InstituteforDiseaseModeling / covasim

COVID-19 Agent-based Simulator (Covasim): a model for exploring coronavirus dynamics and interventions
https://covasim.org
MIT License
250 stars 223 forks source link

Aggregate pattern on parameters.py #324

Closed Daivakshi closed 2 years ago

Daivakshi commented 3 years ago

Introduction

This part of the code applies aggregate pattern on parameters.py by classifying immunity, prognoses, variants and vaccine parameters into different classes with parameters class as the root.

Changes

class parameters consists of functions make_pars and reset_layer_pars which initialises and creates the parameters and loads input data. This is the root class that does the major implementation. Rest of the functions in the method process and access the parameters, so these functions have been further classified into distinct parameters i.e. vaccine, immunity, etc.
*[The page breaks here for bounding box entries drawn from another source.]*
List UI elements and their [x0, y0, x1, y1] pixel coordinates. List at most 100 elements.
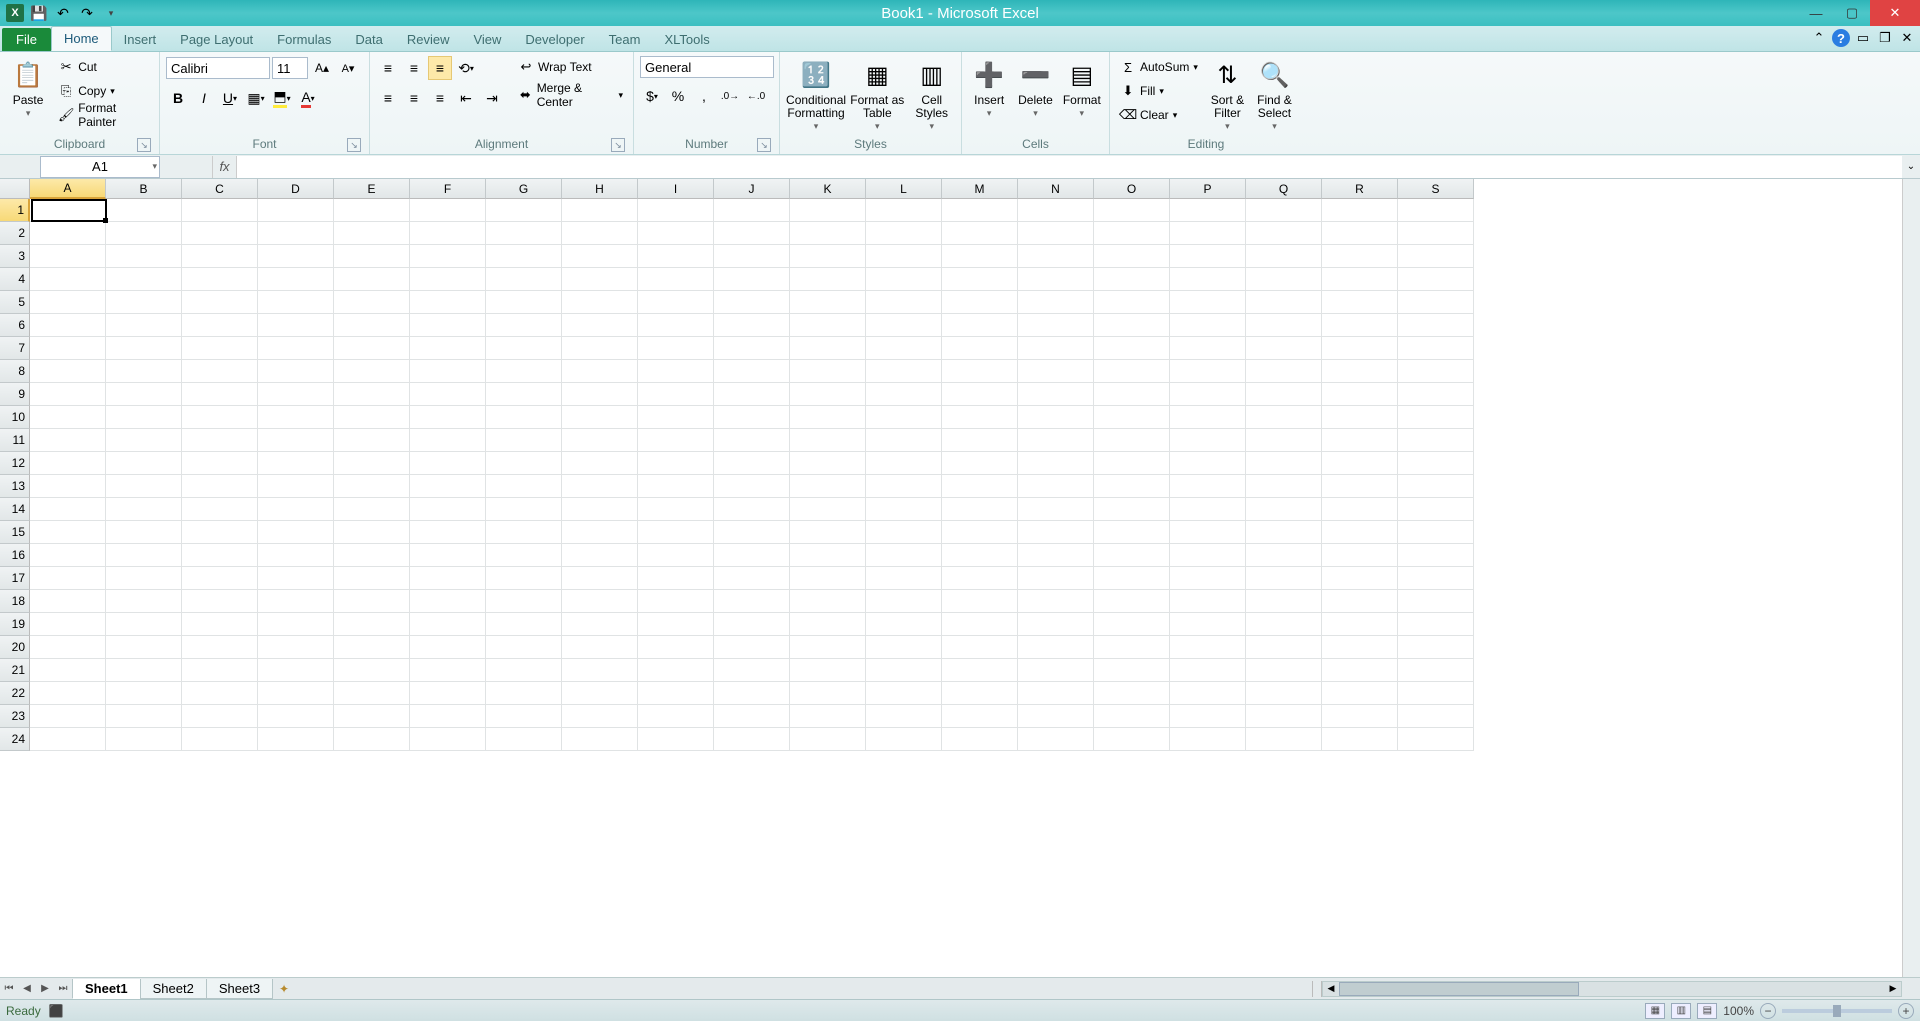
cell[interactable]	[1246, 429, 1322, 452]
cell[interactable]	[790, 429, 866, 452]
cell[interactable]	[106, 360, 182, 383]
cell[interactable]	[182, 590, 258, 613]
cell[interactable]	[714, 728, 790, 751]
cell[interactable]	[410, 475, 486, 498]
cell[interactable]	[1246, 659, 1322, 682]
cell[interactable]	[1246, 222, 1322, 245]
cell[interactable]	[1246, 590, 1322, 613]
sheet-tab-3[interactable]: Sheet3	[206, 979, 273, 999]
cell[interactable]	[106, 705, 182, 728]
cell[interactable]	[410, 498, 486, 521]
maximize-button[interactable]: ▢	[1834, 0, 1870, 26]
conditional-formatting-button[interactable]: 🔢Conditional Formatting▾	[786, 56, 846, 133]
decrease-decimal-button[interactable]: ←.0	[744, 84, 768, 108]
cell[interactable]	[1094, 199, 1170, 222]
cell[interactable]	[182, 406, 258, 429]
cell[interactable]	[1398, 337, 1474, 360]
cell[interactable]	[486, 728, 562, 751]
column-header[interactable]: L	[866, 179, 942, 199]
column-header[interactable]: G	[486, 179, 562, 199]
row-header[interactable]: 6	[0, 314, 30, 337]
row-header[interactable]: 3	[0, 245, 30, 268]
cell[interactable]	[106, 452, 182, 475]
cell[interactable]	[1246, 291, 1322, 314]
cell[interactable]	[258, 705, 334, 728]
cell[interactable]	[1322, 728, 1398, 751]
cell[interactable]	[790, 452, 866, 475]
cell[interactable]	[790, 383, 866, 406]
cell[interactable]	[1094, 636, 1170, 659]
cell[interactable]	[562, 728, 638, 751]
cell[interactable]	[334, 314, 410, 337]
cell[interactable]	[1018, 544, 1094, 567]
cell[interactable]	[1322, 475, 1398, 498]
cell[interactable]	[1170, 705, 1246, 728]
cell[interactable]	[638, 567, 714, 590]
cell[interactable]	[258, 636, 334, 659]
cell[interactable]	[790, 636, 866, 659]
cell[interactable]	[410, 728, 486, 751]
cell[interactable]	[486, 360, 562, 383]
cell[interactable]	[942, 682, 1018, 705]
cell[interactable]	[638, 406, 714, 429]
cell[interactable]	[1018, 636, 1094, 659]
column-header[interactable]: F	[410, 179, 486, 199]
cell[interactable]	[106, 199, 182, 222]
font-color-button[interactable]: A▾	[296, 86, 320, 110]
cell[interactable]	[1246, 268, 1322, 291]
tab-developer[interactable]: Developer	[513, 28, 596, 51]
page-layout-view-button[interactable]: ▥	[1671, 1003, 1691, 1019]
font-size-input[interactable]	[272, 57, 308, 79]
cell[interactable]	[258, 521, 334, 544]
cell[interactable]	[410, 314, 486, 337]
scroll-right-icon[interactable]: ▶	[1885, 982, 1901, 996]
cell[interactable]	[30, 245, 106, 268]
cell[interactable]	[866, 682, 942, 705]
prev-sheet-button[interactable]: ◀	[18, 979, 36, 999]
cell[interactable]	[1322, 521, 1398, 544]
cell[interactable]	[1018, 245, 1094, 268]
cell[interactable]	[562, 199, 638, 222]
cell[interactable]	[638, 613, 714, 636]
cell[interactable]	[638, 268, 714, 291]
cell[interactable]	[1170, 199, 1246, 222]
insert-cells-button[interactable]: ➕Insert▾	[968, 56, 1010, 120]
cell[interactable]	[1322, 636, 1398, 659]
row-header[interactable]: 5	[0, 291, 30, 314]
cell[interactable]	[1018, 705, 1094, 728]
cell[interactable]	[1398, 705, 1474, 728]
cell[interactable]	[410, 429, 486, 452]
cell[interactable]	[1170, 337, 1246, 360]
qat-customize-icon[interactable]: ▾	[100, 2, 122, 24]
save-button[interactable]: 💾	[28, 2, 50, 24]
cell[interactable]	[182, 498, 258, 521]
align-center-button[interactable]: ≡	[402, 86, 426, 110]
cell[interactable]	[334, 360, 410, 383]
cell[interactable]	[182, 314, 258, 337]
cell[interactable]	[866, 429, 942, 452]
cell[interactable]	[106, 521, 182, 544]
cell[interactable]	[866, 245, 942, 268]
cell[interactable]	[334, 636, 410, 659]
cell[interactable]	[1094, 705, 1170, 728]
cell[interactable]	[1398, 199, 1474, 222]
cell[interactable]	[562, 636, 638, 659]
cell[interactable]	[1018, 590, 1094, 613]
tab-formulas[interactable]: Formulas	[265, 28, 343, 51]
cell[interactable]	[182, 567, 258, 590]
cell[interactable]	[30, 314, 106, 337]
cell[interactable]	[182, 452, 258, 475]
cell[interactable]	[866, 337, 942, 360]
tab-page-layout[interactable]: Page Layout	[168, 28, 265, 51]
increase-indent-button[interactable]: ⇥	[480, 86, 504, 110]
next-sheet-button[interactable]: ▶	[36, 979, 54, 999]
cell[interactable]	[258, 406, 334, 429]
cell[interactable]	[866, 452, 942, 475]
cell[interactable]	[1322, 659, 1398, 682]
cell[interactable]	[1398, 314, 1474, 337]
cell[interactable]	[1170, 291, 1246, 314]
cell[interactable]	[410, 705, 486, 728]
cell[interactable]	[562, 222, 638, 245]
column-header[interactable]: C	[182, 179, 258, 199]
cell[interactable]	[410, 383, 486, 406]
class prognoses has all the functions responsible for accessing the parameter data on prognoses and functions for processing relative and absolute prognoses.

classes vaccinePars, variantPars and immunityPars contain functions for respective parameter types.

I have simply sorted the functions into classes that are in an aggregate relation to the parameters class which creates the parameter that are used in rest of the classes for processing information and data.

My Reasoning for Applying Aggregation

This helps simplify the code and classify the functions into clearly defined purposes. It makes the code easy to understand and gives a rough idea at a single glance. It tells the reader about the dependencies of classes like prognoses and vaccinePars on the parameter class. In addition, it also helps with the modification and refinement process of the code since it sorts the code on the basis of what it does, the refinement can be focused on the particular area that needs improvement.

cliffckerr commented 2 years ago

Thanks for the PR -- we're not considering major architectural changes currently, but we appreciate the contribution to open-source software!